Your post is full of assumptions, omissions, etc. No worries. I'll sort you out.
Quote:
Tycho, believe it or not, the statements about quicksort are based on empirical data. It is true that merge sort parallelizes particularly well, but the best external-sort routine I've seen for distributed systems is based on column sort. Most of the complexity deals with handling the slowest cases, an issue you don't even appear to be considering.
I'm aware of that. Which is why I stressed not only highly randomized data, presorted and reverse sorted data. If there's a worst case, these three different data sets are going to nail it.
Quote:
Also, just about all the pages mentioned the algorithm's asymptotic execution time at some point. I just didn't quote that part.
My point wasn't that they didn't cite the O notation, but that they didn't use the word 'theoretically'. This is the problem with computer science majors. They think in terms of what would work best on ideal hardware where there are no latencies, and everything runs without delay.
Quote:
Quote:
O(n log n) may be true when n is 10, 1000, 10000. But when n is a billion, or a hundred billion, you start seeing that the timing is no longer what you expected. You will start getting 10n log n, 1000n log n, and so forth. Why is this? What are the computer science majors missing here?
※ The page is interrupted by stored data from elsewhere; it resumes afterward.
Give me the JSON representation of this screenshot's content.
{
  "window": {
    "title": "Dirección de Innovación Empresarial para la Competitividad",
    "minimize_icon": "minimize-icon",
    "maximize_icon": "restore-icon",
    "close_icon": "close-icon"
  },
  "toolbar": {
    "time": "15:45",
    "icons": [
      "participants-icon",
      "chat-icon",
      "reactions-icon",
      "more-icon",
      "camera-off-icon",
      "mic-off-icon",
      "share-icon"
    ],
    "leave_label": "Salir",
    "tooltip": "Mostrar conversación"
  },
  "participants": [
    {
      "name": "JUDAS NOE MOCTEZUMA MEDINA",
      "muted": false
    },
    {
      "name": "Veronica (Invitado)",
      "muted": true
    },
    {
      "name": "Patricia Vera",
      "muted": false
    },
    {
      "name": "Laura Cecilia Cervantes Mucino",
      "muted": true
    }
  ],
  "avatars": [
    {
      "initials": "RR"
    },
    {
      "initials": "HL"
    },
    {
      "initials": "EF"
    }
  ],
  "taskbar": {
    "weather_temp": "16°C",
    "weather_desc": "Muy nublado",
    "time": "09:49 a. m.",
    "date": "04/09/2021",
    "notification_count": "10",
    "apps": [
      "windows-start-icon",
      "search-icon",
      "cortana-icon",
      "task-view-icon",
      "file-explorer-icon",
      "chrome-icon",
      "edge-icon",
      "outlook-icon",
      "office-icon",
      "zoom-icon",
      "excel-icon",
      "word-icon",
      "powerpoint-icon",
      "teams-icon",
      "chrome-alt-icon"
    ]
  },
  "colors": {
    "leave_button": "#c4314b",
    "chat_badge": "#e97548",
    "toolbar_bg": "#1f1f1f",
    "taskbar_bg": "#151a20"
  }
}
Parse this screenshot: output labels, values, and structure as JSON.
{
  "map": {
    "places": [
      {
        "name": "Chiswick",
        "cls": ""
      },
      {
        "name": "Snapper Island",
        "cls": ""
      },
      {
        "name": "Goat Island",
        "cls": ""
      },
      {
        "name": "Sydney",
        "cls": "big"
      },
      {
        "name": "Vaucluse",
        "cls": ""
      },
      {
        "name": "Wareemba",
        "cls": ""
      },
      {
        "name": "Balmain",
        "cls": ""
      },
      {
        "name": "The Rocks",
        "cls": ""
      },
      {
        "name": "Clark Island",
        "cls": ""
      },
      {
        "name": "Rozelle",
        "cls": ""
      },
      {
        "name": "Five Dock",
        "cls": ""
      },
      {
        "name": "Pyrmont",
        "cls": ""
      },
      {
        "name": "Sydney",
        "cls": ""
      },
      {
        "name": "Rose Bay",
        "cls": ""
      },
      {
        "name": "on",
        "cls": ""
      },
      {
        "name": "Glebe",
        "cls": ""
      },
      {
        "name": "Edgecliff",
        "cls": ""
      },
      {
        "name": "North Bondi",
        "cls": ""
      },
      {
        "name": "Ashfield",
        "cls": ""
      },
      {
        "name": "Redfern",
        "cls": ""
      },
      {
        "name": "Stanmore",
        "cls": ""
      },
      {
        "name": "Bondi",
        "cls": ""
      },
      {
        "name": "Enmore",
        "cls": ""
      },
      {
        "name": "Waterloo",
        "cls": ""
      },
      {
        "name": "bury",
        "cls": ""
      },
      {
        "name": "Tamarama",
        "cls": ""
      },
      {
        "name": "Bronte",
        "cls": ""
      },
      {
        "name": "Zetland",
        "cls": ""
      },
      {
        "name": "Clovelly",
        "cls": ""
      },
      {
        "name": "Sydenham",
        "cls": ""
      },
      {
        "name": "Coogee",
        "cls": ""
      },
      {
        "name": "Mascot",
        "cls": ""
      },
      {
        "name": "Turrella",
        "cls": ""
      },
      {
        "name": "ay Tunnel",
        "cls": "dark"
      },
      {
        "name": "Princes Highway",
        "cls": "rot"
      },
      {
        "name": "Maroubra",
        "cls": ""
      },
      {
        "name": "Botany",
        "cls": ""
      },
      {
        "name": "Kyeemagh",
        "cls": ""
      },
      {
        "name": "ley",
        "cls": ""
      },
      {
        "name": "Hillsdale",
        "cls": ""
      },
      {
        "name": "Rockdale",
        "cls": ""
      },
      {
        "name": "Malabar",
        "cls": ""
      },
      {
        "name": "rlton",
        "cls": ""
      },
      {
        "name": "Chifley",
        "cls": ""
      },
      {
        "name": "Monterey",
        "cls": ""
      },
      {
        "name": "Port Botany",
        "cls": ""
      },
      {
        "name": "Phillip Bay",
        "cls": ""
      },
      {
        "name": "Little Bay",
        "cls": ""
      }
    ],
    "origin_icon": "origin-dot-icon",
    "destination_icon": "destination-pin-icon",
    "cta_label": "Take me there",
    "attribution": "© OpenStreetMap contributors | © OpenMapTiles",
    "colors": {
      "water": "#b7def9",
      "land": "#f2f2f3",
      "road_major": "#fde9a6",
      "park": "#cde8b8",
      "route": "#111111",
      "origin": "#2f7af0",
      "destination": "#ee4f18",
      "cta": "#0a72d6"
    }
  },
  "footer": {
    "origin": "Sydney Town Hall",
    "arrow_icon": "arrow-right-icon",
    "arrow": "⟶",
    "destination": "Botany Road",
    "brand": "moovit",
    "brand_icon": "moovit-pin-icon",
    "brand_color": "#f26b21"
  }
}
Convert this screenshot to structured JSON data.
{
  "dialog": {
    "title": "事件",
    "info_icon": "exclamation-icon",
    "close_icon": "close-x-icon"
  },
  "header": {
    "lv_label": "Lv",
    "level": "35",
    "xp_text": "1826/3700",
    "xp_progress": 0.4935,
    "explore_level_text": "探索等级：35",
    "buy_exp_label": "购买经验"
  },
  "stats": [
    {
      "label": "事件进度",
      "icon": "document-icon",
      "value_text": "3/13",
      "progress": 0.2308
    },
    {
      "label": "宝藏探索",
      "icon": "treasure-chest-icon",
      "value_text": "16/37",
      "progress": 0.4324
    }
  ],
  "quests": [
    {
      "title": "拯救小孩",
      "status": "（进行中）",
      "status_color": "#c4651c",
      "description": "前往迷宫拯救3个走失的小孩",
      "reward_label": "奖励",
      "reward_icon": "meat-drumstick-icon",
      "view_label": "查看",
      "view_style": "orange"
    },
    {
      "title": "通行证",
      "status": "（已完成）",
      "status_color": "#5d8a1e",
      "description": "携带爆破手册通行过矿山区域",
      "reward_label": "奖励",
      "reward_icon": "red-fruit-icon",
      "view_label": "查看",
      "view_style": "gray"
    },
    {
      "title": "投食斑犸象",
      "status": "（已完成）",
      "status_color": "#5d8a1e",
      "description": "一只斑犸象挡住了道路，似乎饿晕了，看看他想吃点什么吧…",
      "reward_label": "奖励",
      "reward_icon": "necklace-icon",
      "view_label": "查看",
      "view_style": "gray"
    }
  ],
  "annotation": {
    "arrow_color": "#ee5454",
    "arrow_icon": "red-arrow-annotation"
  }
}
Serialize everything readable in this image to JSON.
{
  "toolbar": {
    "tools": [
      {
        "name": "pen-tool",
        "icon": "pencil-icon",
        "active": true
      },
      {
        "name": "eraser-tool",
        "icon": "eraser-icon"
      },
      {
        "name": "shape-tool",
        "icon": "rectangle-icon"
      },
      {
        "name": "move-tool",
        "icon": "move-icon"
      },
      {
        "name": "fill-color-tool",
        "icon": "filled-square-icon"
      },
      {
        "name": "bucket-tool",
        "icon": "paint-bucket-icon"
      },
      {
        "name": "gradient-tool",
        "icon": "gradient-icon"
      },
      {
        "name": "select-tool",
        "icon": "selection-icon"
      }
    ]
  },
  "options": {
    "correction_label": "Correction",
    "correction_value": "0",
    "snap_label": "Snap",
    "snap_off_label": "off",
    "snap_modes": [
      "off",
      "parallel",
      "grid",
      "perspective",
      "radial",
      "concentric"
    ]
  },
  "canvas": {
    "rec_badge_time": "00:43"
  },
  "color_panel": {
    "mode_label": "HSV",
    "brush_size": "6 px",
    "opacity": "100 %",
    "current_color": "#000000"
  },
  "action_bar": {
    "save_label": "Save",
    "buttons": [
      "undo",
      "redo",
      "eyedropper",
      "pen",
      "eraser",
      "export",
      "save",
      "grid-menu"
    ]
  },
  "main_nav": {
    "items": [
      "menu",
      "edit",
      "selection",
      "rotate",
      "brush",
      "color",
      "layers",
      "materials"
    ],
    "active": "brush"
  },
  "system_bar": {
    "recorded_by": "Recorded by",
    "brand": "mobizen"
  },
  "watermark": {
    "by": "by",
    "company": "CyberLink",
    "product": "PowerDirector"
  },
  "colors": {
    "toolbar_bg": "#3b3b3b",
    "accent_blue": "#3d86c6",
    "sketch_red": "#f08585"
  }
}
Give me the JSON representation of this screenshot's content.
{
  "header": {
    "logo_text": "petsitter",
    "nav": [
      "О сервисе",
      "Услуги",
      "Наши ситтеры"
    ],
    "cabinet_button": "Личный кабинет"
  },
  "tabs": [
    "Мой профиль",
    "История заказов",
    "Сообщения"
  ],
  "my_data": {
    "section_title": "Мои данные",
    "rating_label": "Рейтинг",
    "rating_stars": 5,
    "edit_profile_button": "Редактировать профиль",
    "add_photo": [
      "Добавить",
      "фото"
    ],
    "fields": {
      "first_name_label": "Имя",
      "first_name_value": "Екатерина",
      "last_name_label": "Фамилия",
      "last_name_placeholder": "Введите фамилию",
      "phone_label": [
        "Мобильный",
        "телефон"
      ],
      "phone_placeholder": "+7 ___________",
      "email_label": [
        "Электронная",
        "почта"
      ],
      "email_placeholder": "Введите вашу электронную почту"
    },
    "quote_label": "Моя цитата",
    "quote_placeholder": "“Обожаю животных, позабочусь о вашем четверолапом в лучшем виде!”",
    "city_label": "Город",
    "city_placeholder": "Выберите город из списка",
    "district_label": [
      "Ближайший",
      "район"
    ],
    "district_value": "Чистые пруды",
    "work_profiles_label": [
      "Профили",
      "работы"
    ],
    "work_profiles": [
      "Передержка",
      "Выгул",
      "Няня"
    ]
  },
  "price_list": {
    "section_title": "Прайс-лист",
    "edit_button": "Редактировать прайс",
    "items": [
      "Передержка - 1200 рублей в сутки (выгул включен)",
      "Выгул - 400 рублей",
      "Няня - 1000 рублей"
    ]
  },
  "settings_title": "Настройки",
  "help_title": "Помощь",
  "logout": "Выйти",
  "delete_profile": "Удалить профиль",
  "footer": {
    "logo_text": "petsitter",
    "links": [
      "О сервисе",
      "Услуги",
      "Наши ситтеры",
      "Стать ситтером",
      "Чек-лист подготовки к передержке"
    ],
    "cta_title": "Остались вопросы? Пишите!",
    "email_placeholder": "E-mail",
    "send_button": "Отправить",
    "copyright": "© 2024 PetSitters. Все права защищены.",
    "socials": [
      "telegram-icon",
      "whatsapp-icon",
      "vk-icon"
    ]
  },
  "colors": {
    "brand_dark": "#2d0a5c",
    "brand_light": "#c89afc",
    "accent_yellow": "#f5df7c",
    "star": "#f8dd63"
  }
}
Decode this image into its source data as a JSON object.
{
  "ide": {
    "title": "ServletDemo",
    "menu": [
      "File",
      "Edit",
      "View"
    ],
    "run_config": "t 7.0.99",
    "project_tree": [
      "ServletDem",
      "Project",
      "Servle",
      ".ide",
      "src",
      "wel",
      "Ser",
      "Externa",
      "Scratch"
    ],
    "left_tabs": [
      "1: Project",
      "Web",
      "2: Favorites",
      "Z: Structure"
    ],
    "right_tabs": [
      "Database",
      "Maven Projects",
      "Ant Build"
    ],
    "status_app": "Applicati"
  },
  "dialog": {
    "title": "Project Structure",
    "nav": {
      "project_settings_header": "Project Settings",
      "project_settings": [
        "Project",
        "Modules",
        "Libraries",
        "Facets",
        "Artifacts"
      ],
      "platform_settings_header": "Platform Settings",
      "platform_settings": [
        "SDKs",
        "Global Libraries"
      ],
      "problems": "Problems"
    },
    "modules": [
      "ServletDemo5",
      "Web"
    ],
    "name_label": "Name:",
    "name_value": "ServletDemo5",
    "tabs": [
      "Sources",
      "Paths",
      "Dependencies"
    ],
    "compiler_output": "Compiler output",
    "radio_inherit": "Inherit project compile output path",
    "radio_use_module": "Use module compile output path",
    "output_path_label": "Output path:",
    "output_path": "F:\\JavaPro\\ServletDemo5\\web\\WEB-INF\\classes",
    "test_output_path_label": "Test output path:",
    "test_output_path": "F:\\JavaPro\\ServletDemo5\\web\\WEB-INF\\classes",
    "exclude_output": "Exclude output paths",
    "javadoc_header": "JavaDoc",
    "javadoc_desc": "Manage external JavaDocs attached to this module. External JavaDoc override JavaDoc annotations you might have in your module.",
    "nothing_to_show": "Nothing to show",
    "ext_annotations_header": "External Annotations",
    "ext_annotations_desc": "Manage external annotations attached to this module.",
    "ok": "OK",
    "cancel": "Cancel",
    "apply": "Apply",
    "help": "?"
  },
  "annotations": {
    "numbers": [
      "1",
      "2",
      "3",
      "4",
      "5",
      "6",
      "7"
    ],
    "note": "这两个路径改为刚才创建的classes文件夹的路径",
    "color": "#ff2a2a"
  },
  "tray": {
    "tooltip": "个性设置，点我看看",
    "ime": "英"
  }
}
By definition, high values of N make complexity bounds more important, not less. In this particular case, passing some particular value of N turns the problem into an external sort, which is a considerably different problem. Quicksort's locality of reference still gives it good performance in many configurations. Your optimal algorithm might well change with the next disk upgrade. I've explained how merge sort's main advantage is going to disappear when random disk accesses become as fast as sequential ones.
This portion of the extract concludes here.